I once needed to export conversations from a platform that supposedly required a developer. I described the problem, and Claude gave me clear steps and a script that worked immediately.
I don’t code. I didn’t even know the language it used, but it worked, and that’s the difference.
2- Writing and Style
Claude is also really good at writing in a natural, human tone.
If you give it examples of your work, it can match your style surprisingly well. Whether it’s scripts, emails, or reports, it usually needs fewer edits compared to other tools.
It just “gets” the tone faster.
If you want something that’s already polished on the first try, especially code or writing, use Claude.
How I Actually Use These Together
I don’t pick one tool and stick to it. I combine them.
- ChatGPT or Gemini at the start for ideas, research, and structure
- Claude at the end to polish everything into something publish-ready
That simple workflow covers most of what I do.
Also, quick note on tools like Grok. Its main advantage is real-time access to Twitter/X data. That’s useful if you care about breaking news.
I don’t, so I don’t use it, and that’s an important point.
Don’t use tools just because they exist. Use them because they solve a problem you actually have.
Specialist AI: Tools That Do One Thing Really Well
Now let’s talk about tools that aren’t trying to do everything, they’re built for one job and they do it extremely well.
Perplexity – Fast, Accurate Answers
Perplexity isn’t trying to replace chatbots. It’s trying to replace search, that’s the difference.
General AI tools help you think, write, and brainstorm. Perplexity helps you find information quickly and accurately.
If I’m planning something creative, like a trip, I’ll use ChatGPT. But if I just need a quick, reliable answer like whether a place is foreigner-friendly or a specific stat is correct, I’ll use Perplexity.
It’s fast, direct, and built for that purpose, I also use it to verify things generated by other AI tools. Think of it as a fact-checking layer, if you need a quick, reliable answer, use Perplexity.
NotebookLM – Accuracy Over Everything
NotebookLM is different from everything else on this list. It only works with the sources you give it.
That means no guessing, no pulling information from the internet, and almost no hallucinations, it’s basically a closed system.
You upload your documents, and it answers questions strictly based on those documents. I use it to double-check my work.
For example, before publishing something, I’ll upload my draft along with the source material and ask if anything contradicts the original information.

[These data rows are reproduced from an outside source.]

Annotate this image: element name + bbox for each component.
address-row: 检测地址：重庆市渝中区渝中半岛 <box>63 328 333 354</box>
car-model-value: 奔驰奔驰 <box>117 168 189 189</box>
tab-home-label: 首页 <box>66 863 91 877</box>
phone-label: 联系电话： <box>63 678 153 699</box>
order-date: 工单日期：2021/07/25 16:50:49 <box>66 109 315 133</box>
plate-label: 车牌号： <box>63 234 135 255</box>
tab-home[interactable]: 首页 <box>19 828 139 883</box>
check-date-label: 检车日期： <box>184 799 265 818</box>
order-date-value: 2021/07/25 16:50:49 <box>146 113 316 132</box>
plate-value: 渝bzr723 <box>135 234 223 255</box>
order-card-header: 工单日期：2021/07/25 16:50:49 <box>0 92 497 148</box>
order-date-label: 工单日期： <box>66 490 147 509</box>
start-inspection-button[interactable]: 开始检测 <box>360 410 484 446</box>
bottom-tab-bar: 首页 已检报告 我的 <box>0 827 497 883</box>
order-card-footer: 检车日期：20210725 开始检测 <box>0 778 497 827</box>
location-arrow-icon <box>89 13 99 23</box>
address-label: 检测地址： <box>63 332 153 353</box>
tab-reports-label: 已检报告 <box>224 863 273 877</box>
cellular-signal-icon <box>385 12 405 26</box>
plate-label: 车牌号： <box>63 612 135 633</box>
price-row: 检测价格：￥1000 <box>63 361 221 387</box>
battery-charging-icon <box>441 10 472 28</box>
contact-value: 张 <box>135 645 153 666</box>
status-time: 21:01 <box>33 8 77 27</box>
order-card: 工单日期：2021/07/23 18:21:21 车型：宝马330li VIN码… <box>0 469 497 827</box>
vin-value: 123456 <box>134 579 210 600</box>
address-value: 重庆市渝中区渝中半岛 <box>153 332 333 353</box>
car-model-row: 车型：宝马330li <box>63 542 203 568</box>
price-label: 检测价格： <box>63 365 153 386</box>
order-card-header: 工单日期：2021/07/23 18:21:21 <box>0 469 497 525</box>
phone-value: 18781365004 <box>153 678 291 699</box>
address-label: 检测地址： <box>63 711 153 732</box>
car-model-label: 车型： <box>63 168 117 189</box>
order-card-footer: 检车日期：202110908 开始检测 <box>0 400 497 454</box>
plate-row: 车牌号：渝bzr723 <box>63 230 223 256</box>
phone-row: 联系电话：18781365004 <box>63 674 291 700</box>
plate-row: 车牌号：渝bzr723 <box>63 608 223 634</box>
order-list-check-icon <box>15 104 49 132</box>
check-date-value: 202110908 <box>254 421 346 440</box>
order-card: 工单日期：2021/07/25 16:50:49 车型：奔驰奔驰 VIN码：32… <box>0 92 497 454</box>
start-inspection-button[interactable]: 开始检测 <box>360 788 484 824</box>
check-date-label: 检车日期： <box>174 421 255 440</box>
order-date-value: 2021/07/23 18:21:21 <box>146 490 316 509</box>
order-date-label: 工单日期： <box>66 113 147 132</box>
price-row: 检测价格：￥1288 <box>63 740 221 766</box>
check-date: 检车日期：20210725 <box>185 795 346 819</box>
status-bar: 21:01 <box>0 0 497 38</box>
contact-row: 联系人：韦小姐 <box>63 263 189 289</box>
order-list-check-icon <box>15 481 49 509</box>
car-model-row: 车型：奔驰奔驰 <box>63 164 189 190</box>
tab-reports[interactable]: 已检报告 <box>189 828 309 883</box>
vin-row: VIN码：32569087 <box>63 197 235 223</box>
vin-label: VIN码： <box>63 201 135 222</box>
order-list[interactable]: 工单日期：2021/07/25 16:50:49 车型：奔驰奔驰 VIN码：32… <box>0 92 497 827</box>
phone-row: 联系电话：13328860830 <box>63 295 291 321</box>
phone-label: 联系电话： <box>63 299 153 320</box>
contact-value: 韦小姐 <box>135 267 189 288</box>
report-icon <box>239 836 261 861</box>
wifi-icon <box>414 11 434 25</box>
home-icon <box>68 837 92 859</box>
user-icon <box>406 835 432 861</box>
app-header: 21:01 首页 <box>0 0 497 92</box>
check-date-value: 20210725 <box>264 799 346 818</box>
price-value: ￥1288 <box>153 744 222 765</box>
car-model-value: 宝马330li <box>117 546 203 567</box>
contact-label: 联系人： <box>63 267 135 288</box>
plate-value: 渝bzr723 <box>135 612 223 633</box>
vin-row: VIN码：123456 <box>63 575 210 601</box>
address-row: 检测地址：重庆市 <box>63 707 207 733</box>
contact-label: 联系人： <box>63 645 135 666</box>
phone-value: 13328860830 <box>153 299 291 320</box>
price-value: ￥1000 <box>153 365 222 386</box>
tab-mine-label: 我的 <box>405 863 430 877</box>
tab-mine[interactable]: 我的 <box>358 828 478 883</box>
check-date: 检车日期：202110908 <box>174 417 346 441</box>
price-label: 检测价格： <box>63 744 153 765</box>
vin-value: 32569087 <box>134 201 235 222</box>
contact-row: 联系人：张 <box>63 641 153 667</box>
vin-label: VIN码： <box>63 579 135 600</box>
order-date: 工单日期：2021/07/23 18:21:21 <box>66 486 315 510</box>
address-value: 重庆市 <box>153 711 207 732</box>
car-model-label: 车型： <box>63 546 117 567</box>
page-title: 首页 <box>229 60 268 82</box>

It’s really good at catching small inconsistencies that are easy to miss.
The only downside is obvious… if your sources are wrong, the output will be wrong too. If accuracy matters more than creativity and you have reliable sources, use NotebookLM.
A Few Extra Tools I Use Sometimes
- Gamma for presentations
- ElevenLabs for voice
- Zapier for automation
- Excalidraw or Napkin AI for quick visuals
They’re great, just more situational. And by the way you don’t need all of these tools. Most people are completely fine using just one and getting really good at it. But if your workflow allows it, combining tools based on their strengths makes a huge difference.
Once you understand what each one is actually good at, everything becomes faster, cleaner, and way less frustrating, and that’s really the goal.